Chapitre 12 

Voici comment j'en suis venue à faire mes premières déclarations. Wouter et Lakei avaient retrouvé ma trace dans cette petite maison au camping de Herten. J'ai habité quelques jours chez ma soeur parce que je ne me sentais pas en sécurité. Début octobre, je roulais à vélo entre sa maison et le camping. Une voiture rouge me suivait, j'ai donc pris un chemin de sable, parce que, selon moi, elle ne pourrait pas m'y suivre. C'était évidemment idiot. Cette voiture a continué à me suivre, et à un moment, elle m'a dépassée et s'est arrêtée devant moi.

C'étaient Wouter et Lakei. Ils m'ont fait tomber de vélo et Wouter a dit: "Je veux te sauter." Il a jeté mon vélo à terre et m'a violée pendant que Lakei le récupérait. je n'osais pas broncher, j'avais terriblement peur d'eux. Il y avait quelques maisons à proximité, mais personne dehors. Ensuite, Lakei m'a violée à son tour pendant que Wouter regardait.

Lorsqu'ils ont été satisfaits, ils m'ont menacée. Ils me tueraient et me priveraient de mes enfants si je les dénonçais. Je me suis dépêchée de rentrer chez ma soeur et là j'ai remarqué que j'avais perdu les clés de ma maison. Elles avaient dû tomber de ma poche pendant le viol. J'ai appelé la police : peut-être m'aideraient-ils à les retrouver. Ils ont dit que je pourrais y aller le lendemain, quand il ferait jour. Bref, ils m'ont envoyée.sur les roses, mais ma soeur a dit:

"Nous n'allons pas rester sans agir. Si ces sales types les trouvent avant nous, ils iront t'attendre chez toi. " Elle a rappelé le commissariat et un peu plus tard, j'ai pu aller chercher mes clés en compagnie de deux agents.

L'un a remarqué: "Il s'est passé quelque chose ici, je vois beaucoup de traces de freins."

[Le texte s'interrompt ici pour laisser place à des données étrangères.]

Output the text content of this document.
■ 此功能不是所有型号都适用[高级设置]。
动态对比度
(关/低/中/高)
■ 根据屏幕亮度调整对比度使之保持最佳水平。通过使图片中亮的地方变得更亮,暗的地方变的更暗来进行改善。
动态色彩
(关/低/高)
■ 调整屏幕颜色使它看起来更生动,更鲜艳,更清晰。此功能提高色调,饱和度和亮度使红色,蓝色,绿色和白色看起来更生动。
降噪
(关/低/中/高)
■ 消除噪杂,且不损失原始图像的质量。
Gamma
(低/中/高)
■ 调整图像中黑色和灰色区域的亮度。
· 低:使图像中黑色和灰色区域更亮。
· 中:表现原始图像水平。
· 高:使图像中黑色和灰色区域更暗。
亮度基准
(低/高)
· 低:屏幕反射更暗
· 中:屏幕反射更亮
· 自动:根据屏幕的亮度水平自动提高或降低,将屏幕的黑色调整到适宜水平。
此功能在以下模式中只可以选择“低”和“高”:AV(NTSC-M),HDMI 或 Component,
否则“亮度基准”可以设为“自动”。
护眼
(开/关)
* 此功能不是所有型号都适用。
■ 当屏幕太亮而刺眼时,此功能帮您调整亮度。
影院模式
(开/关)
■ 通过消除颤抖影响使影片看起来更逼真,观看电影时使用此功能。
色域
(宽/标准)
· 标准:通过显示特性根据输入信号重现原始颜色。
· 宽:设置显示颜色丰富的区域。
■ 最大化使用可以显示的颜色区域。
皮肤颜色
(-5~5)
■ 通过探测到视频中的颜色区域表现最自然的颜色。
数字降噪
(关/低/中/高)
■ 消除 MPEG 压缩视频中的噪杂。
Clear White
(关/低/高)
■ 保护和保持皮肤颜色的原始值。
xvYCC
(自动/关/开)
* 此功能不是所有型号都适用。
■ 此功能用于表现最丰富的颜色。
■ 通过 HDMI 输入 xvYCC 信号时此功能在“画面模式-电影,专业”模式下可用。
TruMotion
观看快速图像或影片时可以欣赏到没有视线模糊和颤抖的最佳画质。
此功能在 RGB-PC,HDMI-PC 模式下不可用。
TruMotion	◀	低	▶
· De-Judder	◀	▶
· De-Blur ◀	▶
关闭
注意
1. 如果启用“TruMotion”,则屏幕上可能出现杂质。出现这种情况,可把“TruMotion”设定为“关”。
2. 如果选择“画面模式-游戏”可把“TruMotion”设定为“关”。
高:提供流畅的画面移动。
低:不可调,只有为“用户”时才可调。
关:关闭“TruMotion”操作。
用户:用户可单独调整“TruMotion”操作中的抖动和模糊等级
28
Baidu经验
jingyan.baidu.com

Mais je n'ai pas réagi, je me préoccupais seulement des clés. Dès que nous les avons trouvées, nous sommes partis, et sur la route, la discussion a repris; je n'ai toujours pas réagi. J'avais si peur: si mes enfants étaient quand même enlevés, si je ne les voyais plus... je ne pourrais plus vivre, je n'en aurais plus de raison. Mais comme ils insistaient tellement, je leur ai révélé certaines choses sur mon passé et je leur ai demandé si je pouvais faire une déclaration.

L'agent a dit que je devais prévenir l'assistance sociale pour déclencher la procédure. Quand il m'a demandé si je pouvais en dire plus, j'ai avoué que j'avais trois enfants et que j'en avais eu six, de pères différents, peut-être des amis de mon mari. Il a toujours pensé que j'avais eu au total six enfants... pas de quoi en faire un drame. Alors j'ai osé dire qu'il y avait beaucoup plus en jeu qu'un inceste. L'agent a heureusement pris note et c'est important. À l'occasion de ce procès-verbal, nous avons constaté qu'ily avait à proximité immédiate de l'endroit où se trouvaient les clés des traces fraîches de pneus de voiture sur le chemin de terre Cette voiture se dirigeait apparemment vers Emst. C'était visible aux empreintes des roues. Nous avions la ferme présomption qu'il s'était passe quelque chose à l'endroit donné. ( .. ) Nous l'avons confrontée aux traces ci-dessus mentionnées et lui avons demandé ce qui s'était passé (..) nous lui avons aussi fait savoir que nous la soupçonnions de ne pas nous avoir tout dit.

(..) Généralement Yolanda S. ne donnait pas suite à nos questions. (..) Quand elle a pris place dans la voiture et que nous l'avons ramenée (..) elle nous a raconté qu'elle avait été maltraitée par son mari et qu'elle avait eu six enfants dont trois n'étaient plus en vie. Ces enfants étaient selon elle de pères différents, probablement d'amis de son mari. Ensuite elle a demandé si elle pouvait faire une déclaration sur l'inceste qu'elle a subi de son père et de son frère. (..) (procès-verbal, oct. 1990)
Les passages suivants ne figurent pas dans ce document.